Former Transportation Bureau in Osaka, Japan

Osaka Municipal Transportation Bureau (大阪市交通局, Ōsaka-shi Kōtsū-kyoku) was the public department of transportation of the city of Osaka, Japan that existed from 1903 to 2018. It operated the municipal subway lines, the New Tram, and the city buses that have replaced the remaining lines of the municipal tram network.

On April 1, 2018, the bureau was split into two private companies: Osaka Rapid Electric Tramway K.K. (known as Osaka Metro) and Osaka City Bus.

==Services provided==
- Municipal trams: 1903–1969
- City trolleybuses: 1953–1970
- Municipal subway: 1933–2018 (8 lines; Surutto KANSAI Cards and IC cards (PiTaPa and ICOCA) accepted)
  - New Tram: 1981–2018
- City buses: 1927–2018 (103 regular bus routes, 29 red bus routes)

==Tickets==
- One-Day Pass "Enjoy Eco Card" (エンジョイエコカード) (800 yen (600 yen on weekends, Japan's national holidays, obon, year-end and new year holidays) for adults, 300 yen for children) - Available on the printed date on subways, the New Tram and city buses.
- Multiple Ride Card (3,000 yen for adults, 1,500 yen for children) - Usage amounts are 3300 yen, the increase of 10%, and 1650 yen, respectively.
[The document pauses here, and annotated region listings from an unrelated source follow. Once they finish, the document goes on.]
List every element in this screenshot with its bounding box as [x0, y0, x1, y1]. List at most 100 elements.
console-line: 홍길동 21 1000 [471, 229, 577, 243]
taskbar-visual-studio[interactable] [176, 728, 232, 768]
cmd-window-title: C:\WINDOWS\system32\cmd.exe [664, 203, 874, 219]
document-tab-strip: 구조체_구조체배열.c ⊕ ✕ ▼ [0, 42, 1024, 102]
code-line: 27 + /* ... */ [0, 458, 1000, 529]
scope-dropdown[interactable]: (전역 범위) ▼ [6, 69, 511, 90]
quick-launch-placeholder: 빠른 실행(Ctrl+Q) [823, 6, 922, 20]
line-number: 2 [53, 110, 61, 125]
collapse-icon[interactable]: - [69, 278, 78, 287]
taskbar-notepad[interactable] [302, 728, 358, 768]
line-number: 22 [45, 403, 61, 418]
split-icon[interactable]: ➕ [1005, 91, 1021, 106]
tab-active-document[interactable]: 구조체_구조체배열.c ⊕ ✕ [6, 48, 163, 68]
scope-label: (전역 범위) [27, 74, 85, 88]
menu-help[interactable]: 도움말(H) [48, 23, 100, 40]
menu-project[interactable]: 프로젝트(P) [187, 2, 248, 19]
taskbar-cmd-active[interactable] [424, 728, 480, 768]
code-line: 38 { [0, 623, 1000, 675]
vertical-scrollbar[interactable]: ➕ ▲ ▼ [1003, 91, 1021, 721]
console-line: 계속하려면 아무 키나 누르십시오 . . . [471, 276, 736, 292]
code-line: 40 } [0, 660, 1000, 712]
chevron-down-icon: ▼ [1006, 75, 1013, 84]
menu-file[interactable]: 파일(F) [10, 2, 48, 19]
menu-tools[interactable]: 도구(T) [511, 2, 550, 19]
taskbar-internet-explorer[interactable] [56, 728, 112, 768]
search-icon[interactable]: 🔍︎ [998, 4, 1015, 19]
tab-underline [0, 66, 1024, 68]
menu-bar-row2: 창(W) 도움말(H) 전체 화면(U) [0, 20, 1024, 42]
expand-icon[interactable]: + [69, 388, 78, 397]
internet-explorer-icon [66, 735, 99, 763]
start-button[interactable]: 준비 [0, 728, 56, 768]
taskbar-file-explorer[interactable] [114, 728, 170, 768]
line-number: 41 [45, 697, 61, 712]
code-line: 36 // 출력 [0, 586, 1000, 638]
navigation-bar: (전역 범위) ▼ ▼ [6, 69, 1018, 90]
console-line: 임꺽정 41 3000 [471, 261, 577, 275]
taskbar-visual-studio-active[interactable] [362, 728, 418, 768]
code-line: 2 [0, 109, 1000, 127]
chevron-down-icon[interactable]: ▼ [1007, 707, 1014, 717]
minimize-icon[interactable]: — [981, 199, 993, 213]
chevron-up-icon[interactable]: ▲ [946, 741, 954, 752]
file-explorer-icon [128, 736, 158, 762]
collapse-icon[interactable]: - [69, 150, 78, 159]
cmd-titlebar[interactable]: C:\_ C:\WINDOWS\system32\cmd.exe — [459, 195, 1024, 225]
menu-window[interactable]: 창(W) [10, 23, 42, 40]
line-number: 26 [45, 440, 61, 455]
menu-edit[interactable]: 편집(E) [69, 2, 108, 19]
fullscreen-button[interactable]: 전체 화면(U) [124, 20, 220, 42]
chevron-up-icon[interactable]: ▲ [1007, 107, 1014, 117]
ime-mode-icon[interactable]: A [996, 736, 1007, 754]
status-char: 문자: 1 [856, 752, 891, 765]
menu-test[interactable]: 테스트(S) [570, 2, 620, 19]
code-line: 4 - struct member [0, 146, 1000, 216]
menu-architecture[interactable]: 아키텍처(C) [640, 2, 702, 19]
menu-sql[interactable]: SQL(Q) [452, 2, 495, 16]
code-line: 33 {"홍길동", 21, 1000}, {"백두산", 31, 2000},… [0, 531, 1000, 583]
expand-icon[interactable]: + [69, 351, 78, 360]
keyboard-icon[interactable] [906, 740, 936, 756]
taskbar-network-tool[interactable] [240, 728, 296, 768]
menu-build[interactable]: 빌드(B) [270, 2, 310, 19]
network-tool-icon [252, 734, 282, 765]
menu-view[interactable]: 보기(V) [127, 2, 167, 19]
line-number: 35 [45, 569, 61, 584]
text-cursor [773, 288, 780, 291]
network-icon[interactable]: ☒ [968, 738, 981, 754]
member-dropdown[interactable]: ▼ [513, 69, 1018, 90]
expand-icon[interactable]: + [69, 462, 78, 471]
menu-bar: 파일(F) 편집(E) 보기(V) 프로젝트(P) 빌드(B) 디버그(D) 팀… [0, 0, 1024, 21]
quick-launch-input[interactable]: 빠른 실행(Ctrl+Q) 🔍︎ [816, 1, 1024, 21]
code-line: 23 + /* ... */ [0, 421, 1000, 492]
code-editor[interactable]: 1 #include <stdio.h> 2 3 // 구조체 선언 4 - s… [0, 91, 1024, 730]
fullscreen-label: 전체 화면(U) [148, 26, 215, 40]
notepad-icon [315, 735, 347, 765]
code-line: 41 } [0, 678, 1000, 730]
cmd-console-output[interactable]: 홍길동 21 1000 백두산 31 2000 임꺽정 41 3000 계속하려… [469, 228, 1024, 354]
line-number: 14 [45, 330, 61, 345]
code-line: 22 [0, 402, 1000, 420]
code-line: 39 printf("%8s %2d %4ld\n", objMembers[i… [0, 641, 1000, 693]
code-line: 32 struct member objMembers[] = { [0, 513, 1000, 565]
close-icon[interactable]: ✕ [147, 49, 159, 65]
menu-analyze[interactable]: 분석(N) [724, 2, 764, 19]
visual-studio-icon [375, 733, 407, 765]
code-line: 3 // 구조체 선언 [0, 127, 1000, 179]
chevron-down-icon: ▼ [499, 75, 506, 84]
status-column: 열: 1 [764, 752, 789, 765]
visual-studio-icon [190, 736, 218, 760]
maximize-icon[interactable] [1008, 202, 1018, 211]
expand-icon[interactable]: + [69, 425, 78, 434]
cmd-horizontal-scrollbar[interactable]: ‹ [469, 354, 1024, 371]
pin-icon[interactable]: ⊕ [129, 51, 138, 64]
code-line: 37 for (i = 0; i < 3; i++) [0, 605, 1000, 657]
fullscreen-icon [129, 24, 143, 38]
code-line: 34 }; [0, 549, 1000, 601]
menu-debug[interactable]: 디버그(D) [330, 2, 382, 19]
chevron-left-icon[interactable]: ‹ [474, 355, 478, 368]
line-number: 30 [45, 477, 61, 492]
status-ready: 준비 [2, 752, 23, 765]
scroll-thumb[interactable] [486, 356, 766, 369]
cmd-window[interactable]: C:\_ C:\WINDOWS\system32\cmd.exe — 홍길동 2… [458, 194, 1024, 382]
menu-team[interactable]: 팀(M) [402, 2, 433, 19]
When the balance changes to less than 200 yen, it can use up by putting this card and cash into a ticket vending machine, and purchasing a one-way ticket.
- Rainbow Card (500 yen, 1,000 yen, 2,000 yen, and 3,000 yen for adults, 500 yen and 1,000 yen for children) - Available on the rail lines and buses belonging to Surutto KANSAI. When the balance changes to less than 200 yen, it can use up by putting this card and cash into a ticket vending machine, and purchasing a one-way ticket.